Abstract

Whether tumor necrosis factor alpha (TNF- α ) gene polymorphisms (SNPs) influence disease susceptibility and treatment of patients with juvenile idiopathic arthritis (JIA) is presently uncertain. TNF- α is one of the most important cytokine involved in JIA pathogenesis. Several single nucleotide polymorphisms (SNPs) have been identified within the region of the TNF- α gene but only a very small minority have proven functional consequences and have been associated with susceptibility to JIA. An association between some TNF- α SNPs and adult rheumatoid arthritis (RA) susceptibility, severity and clinical response to anti-TNF- α treatment has been reported.
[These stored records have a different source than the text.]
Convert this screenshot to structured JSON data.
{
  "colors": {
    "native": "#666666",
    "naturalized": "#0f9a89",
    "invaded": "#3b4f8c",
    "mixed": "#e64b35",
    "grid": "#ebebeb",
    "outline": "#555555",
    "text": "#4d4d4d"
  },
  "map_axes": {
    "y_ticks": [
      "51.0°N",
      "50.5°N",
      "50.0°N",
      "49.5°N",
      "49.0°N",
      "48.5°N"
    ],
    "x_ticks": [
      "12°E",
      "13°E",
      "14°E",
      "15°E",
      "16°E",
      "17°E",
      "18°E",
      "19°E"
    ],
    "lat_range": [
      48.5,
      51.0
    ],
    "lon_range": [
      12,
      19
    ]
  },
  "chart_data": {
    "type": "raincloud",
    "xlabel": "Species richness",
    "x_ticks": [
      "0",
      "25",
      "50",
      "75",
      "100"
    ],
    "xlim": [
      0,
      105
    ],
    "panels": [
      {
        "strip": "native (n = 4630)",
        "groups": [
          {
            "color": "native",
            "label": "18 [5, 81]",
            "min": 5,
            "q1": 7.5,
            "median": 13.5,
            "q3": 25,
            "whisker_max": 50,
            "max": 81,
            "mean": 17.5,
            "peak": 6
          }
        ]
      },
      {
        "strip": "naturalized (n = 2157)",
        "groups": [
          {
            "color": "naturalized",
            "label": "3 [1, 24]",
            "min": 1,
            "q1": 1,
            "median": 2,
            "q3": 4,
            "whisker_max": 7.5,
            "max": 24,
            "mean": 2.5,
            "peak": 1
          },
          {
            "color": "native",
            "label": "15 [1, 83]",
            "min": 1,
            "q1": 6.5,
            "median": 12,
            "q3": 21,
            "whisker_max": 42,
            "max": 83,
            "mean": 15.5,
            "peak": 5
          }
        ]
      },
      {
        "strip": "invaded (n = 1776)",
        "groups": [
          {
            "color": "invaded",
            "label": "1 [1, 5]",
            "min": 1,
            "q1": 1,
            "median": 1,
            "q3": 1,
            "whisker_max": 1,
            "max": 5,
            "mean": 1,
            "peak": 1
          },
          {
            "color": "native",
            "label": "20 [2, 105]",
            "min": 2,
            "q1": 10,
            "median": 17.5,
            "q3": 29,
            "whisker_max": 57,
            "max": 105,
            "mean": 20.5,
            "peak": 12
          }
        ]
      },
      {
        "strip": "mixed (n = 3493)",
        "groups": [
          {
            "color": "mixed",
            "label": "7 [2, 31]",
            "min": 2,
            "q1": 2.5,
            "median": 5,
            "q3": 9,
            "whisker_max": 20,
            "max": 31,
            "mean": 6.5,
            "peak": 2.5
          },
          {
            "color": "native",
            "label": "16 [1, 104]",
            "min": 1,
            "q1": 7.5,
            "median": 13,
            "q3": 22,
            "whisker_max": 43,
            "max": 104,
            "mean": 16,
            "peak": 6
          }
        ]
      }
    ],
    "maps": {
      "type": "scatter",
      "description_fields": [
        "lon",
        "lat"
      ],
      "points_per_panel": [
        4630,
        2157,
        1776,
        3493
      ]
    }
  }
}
The most frenquetly studied TNF- α SNP is located at −308 position, where a substitution of the G allele with the rare A allele has been found. The presence of the allele −308A is associated to JIA and to a poor prognosis. Besides, the −308G genotype has been associated with a better response to anti-TNF- α therapy in JIA patients, confirming adult data. Psoriatic and oligoarticular arthritis are significantly associated to the −238 SNP only in some works. Studies considering other SNPs are conflicting and inconclusive. Large scale studies are required to define the contribution of TNF- α gene products to disease pathogenesis and anti-TNF- α therapeutic efficacy in JIA.